Though there is also a discussion in regards to the question of whether you should intake vitamins from a supplement or natural, there are advantages and disadvantages for both. When trials were done between giving the testers the EXACT SAME dosage of vitamin C from a food item (kiwi) and from a supplement, there were no differences in absorption, or levels. That being said, one can argue that natural is always best. But unfortunately, there are also risks that involve going the natural route.
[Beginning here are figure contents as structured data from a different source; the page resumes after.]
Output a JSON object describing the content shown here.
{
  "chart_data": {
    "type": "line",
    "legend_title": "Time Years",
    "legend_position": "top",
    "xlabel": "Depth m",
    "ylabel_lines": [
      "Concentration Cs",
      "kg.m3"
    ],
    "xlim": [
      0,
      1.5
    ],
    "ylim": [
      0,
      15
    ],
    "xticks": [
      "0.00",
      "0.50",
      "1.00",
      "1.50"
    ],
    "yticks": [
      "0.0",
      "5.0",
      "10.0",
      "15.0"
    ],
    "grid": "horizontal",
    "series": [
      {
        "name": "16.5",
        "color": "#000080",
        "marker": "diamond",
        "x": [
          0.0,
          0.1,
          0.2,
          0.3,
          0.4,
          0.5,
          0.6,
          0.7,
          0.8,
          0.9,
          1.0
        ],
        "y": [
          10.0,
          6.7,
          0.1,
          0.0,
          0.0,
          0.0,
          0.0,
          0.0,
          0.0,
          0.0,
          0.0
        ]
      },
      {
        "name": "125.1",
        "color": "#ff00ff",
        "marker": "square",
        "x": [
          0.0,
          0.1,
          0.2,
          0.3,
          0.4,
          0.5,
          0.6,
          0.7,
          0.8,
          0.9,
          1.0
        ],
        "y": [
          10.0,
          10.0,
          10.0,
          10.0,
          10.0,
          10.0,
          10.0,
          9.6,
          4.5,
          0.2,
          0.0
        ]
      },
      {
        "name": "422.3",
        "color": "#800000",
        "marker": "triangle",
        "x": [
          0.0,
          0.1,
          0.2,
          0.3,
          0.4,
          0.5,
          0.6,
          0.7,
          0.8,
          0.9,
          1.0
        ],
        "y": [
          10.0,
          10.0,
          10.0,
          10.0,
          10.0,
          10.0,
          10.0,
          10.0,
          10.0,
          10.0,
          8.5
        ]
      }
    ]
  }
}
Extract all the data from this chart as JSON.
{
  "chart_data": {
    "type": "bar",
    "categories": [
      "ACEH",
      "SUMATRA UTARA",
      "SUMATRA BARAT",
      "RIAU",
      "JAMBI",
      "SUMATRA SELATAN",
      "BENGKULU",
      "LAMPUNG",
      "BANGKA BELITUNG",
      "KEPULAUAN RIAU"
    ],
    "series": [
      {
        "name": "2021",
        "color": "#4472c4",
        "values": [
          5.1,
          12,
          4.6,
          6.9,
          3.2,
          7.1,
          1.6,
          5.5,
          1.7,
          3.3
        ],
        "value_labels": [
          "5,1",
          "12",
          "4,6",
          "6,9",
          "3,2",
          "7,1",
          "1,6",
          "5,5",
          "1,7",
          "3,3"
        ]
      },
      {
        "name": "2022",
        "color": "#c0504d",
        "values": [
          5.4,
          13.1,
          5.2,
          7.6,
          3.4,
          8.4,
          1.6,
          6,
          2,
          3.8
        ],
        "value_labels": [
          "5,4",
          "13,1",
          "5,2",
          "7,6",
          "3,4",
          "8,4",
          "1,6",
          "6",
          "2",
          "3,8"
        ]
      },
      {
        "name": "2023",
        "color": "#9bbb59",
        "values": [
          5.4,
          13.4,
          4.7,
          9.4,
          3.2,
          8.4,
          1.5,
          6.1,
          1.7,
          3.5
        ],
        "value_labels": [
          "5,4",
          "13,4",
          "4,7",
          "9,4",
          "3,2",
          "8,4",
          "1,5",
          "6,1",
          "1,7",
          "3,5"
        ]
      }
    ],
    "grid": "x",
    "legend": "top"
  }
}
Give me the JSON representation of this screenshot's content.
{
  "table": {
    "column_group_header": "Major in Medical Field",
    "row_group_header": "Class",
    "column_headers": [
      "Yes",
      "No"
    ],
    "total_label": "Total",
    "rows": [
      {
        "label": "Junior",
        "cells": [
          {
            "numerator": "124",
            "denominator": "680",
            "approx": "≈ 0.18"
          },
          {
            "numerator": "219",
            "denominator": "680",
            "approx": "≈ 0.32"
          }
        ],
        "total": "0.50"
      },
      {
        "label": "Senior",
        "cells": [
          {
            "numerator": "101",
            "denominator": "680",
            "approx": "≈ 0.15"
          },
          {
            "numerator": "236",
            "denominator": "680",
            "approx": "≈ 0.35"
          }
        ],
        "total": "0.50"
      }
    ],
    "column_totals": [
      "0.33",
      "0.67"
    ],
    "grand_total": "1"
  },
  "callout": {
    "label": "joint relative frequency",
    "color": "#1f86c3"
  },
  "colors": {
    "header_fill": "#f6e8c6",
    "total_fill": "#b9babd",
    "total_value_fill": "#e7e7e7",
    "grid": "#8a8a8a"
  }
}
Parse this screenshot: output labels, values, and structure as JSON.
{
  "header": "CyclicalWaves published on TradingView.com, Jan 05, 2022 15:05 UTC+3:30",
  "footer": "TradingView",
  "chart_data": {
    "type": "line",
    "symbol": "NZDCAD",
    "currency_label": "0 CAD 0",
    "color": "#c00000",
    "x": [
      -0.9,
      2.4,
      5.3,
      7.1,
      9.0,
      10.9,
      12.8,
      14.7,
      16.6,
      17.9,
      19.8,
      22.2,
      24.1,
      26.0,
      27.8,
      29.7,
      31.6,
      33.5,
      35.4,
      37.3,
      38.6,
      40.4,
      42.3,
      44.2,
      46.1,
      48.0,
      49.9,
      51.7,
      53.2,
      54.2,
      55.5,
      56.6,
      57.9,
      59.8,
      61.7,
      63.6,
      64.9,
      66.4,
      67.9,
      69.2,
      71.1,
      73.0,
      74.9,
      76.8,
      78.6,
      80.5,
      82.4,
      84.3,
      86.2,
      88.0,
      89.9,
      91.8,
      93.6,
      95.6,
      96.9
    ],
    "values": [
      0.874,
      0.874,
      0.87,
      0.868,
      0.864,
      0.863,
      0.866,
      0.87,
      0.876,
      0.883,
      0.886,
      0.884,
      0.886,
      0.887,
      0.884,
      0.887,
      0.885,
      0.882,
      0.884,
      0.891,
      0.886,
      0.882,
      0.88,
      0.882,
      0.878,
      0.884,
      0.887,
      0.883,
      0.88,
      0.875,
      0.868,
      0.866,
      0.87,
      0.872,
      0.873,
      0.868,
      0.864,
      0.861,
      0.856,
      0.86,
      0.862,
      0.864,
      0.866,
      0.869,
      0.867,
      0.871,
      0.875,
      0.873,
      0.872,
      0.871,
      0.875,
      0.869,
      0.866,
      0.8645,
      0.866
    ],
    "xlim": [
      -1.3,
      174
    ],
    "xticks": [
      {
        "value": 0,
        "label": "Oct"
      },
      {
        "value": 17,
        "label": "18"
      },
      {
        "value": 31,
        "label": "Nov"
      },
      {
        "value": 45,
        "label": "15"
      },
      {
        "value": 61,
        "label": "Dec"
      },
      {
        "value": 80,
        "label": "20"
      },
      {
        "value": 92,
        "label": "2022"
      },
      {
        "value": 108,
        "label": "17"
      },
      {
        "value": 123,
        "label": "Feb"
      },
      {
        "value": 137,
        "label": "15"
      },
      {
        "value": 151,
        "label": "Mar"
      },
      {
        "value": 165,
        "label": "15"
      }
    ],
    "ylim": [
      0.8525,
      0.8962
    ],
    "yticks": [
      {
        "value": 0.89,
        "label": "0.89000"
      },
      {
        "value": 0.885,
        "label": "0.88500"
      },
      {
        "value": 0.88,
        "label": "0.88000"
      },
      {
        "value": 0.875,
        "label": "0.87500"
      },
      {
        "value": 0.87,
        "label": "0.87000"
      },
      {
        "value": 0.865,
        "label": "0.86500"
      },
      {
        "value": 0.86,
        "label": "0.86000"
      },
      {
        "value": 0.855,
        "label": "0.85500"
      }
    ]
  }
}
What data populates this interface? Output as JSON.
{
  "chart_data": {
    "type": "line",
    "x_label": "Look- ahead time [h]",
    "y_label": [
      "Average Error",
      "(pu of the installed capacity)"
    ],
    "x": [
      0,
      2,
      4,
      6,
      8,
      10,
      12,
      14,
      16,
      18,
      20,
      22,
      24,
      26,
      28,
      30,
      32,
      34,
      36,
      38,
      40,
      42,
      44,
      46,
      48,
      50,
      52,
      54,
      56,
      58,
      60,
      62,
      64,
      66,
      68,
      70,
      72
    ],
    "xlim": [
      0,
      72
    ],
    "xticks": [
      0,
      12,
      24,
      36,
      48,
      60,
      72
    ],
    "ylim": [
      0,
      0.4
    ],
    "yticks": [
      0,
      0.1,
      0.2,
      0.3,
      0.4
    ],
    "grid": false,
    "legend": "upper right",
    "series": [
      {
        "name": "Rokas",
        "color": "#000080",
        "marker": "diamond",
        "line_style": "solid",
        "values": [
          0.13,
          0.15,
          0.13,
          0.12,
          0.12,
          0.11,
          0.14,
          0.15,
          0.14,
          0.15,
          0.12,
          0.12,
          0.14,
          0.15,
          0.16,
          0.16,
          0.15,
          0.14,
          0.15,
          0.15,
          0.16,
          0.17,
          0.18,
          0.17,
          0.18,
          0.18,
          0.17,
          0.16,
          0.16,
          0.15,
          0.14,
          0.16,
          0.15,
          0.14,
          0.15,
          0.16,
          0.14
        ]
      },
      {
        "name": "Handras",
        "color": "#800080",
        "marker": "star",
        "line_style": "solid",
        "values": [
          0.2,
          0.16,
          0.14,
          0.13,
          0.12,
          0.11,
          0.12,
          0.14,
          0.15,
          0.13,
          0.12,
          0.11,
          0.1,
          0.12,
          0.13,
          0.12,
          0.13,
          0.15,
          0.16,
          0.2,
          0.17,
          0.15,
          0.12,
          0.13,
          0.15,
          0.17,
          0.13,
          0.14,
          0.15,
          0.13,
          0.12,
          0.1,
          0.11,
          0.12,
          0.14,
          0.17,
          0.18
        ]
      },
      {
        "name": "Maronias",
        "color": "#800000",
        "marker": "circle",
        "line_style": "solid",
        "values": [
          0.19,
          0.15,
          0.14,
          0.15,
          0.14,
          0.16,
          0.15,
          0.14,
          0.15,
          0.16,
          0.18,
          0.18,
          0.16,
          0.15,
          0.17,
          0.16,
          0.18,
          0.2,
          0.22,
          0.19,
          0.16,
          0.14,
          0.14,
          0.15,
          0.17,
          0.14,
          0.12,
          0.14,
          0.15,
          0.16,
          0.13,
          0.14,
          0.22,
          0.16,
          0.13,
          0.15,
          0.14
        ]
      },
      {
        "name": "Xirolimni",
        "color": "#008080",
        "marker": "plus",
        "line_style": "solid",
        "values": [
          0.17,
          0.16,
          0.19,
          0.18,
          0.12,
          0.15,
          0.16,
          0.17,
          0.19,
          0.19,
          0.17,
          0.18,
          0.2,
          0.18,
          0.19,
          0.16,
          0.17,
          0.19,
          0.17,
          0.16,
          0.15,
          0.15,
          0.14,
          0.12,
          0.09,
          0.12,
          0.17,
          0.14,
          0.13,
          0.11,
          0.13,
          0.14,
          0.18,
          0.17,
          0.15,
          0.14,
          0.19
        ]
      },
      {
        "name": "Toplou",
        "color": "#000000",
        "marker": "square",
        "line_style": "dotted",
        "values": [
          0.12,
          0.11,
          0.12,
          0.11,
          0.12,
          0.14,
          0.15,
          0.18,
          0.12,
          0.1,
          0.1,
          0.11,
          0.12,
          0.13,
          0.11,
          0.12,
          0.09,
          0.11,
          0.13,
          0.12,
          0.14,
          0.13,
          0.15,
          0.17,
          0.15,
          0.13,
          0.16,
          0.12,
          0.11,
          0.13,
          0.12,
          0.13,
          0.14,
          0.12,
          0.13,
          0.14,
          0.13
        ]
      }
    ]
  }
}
  • Sunlight, air and heat affect the amount of vitamin in a particular fruit or vegetable and the way it is prepared before consumption.
  • There is also a continuous decline in the amount of vitamins and “good stuff” in your natural fruits and veggies from even just 50 years ago! Assuming our growth, farming and industrializing methods are going to stay the same (if not, worsen), then maybe the value of vitamin C in a kiwi will not be in the same in even as little as ten or twenty years! This is also a huge problem with “going green”, that most vegetarians and vegans are now facing.

When we go into the supplements, there is also the question between natural and synthetic. This decision can also be a bit tricky, but in reality there are usually not many differences in results. However, each body and absorption is different, even if on the most minuscule of terms, and it might be the best decision to speak personally to your doctor about choosing which supplement (if any is needed) is best for you.

Though most animals produce their own vitamin C and don’t need the intake in their body on a daily basis, vitamin C is one thing that we, as humans, can’t go on without. We might forget how important it is, since we have so many different vitamins and internal necessities going on (not to mention all the exterior buzz in our lives), but one thing will always remain: we NEED vitamin C. Especially during the cold months of winter!